I’ve built sites on Squarespace, on Webflow, on Wix when a client insisted. I’ve set up Gatsby projects and sat next to a client while they stared at a markdown file trying to update their own about page. I keep coming back to WordPress.
This is not a hot take. WordPress powers something like 40% of the web depending on whose stats you’re reading, and there’s a version of this conversation among developers where choosing it is treated as admitting defeat — like you couldn’t be bothered to build something cleaner. I’ve been in those conversations. I disagree.
Here’s the honest version of my position: for most of the clients I work with — small businesses, solo practitioners, the occasional nonprofit — WordPress is correct. Not because it’s the best technology in some abstract sense, but because it’s the technology they’ll actually be able to work with after I’m done.

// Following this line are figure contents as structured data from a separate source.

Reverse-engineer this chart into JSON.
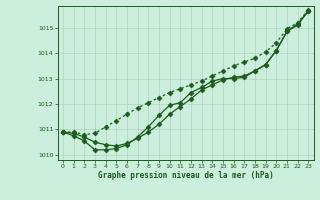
{
  "title": "Graphe pression niveau de la mer (hPa)",
  "bg_color": "#cceedd",
  "line_color": "#1a5e1a",
  "hours": [
    0,
    1,
    2,
    3,
    4,
    5,
    6,
    7,
    8,
    9,
    10,
    11,
    12,
    13,
    14,
    15,
    16,
    17,
    18,
    19,
    20,
    21,
    22,
    23
  ],
  "line_upper": [
    1010.9,
    1010.9,
    1010.8,
    1010.85,
    1011.1,
    1011.35,
    1011.6,
    1011.85,
    1012.05,
    1012.25,
    1012.45,
    1012.6,
    1012.75,
    1012.9,
    1013.1,
    1013.3,
    1013.5,
    1013.65,
    1013.8,
    1014.05,
    1014.4,
    1014.95,
    1015.2,
    1015.7
  ],
  "line_mid": [
    1010.9,
    1010.85,
    1010.7,
    1010.5,
    1010.4,
    1010.35,
    1010.45,
    1010.65,
    1010.9,
    1011.2,
    1011.6,
    1011.9,
    1012.2,
    1012.55,
    1012.75,
    1012.95,
    1013.05,
    1013.1,
    1013.3,
    1013.55,
    1014.1,
    1014.85,
    1015.15,
    1015.65
  ],
  "line_low": [
    1010.9,
    1010.75,
    1010.55,
    1010.2,
    1010.2,
    1010.25,
    1010.4,
    1010.7,
    1011.1,
    1011.55,
    1011.95,
    1012.05,
    1012.45,
    1012.65,
    1012.9,
    1013.0,
    1013.0,
    1013.05,
    1013.3,
    1013.55,
    1014.1,
    1014.85,
    1015.1,
    1015.65
  ],
  "ylim": [
    1009.8,
    1015.85
  ],
  "yticks": [
    1010,
    1011,
    1012,
    1013,
    1014,
    1015
  ],
  "xlim": [
    -0.5,
    23.5
  ],
  "xticks": [
    0,
    1,
    2,
    3,
    4,
    5,
    6,
    7,
    8,
    9,
    10,
    11,
    12,
    13,
    14,
    15,
    16,
    17,
    18,
    19,
    20,
    21,
    22,
    23
  ],
  "figsize": [
    3.2,
    2.0
  ],
  "dpi": 100
}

That matters more than it gets credit for. A beautifully engineered site that requires a developer to update the homepage copy is worse for my clients than a WordPress install with a sensibly configured block editor. The goal is that they can run the thing themselves. WordPress is, more often than not, the path to that outcome.
The parts that are genuinely bad: the plugin ecosystem has a quality distribution problem that requires experience to navigate safely. Security needs real attention — not paranoid attention, but regular attention. The block editor is better than it was two years ago but still produces confusion in spots that are hard to predict in advance. Every WordPress project eventually generates a conversation about whether to update a plugin that hasn’t seen a commit since 2022.
But none of those problems have cleaner solutions elsewhere. They’re just different problems with different shapes on different platforms.
The thing I find myself saying to people starting out in freelance web work: learn the tool your clients will actually use. WordPress isn’t glamorous. But it’s usually still there, working, when you come back two years later to update something. That’s worth something.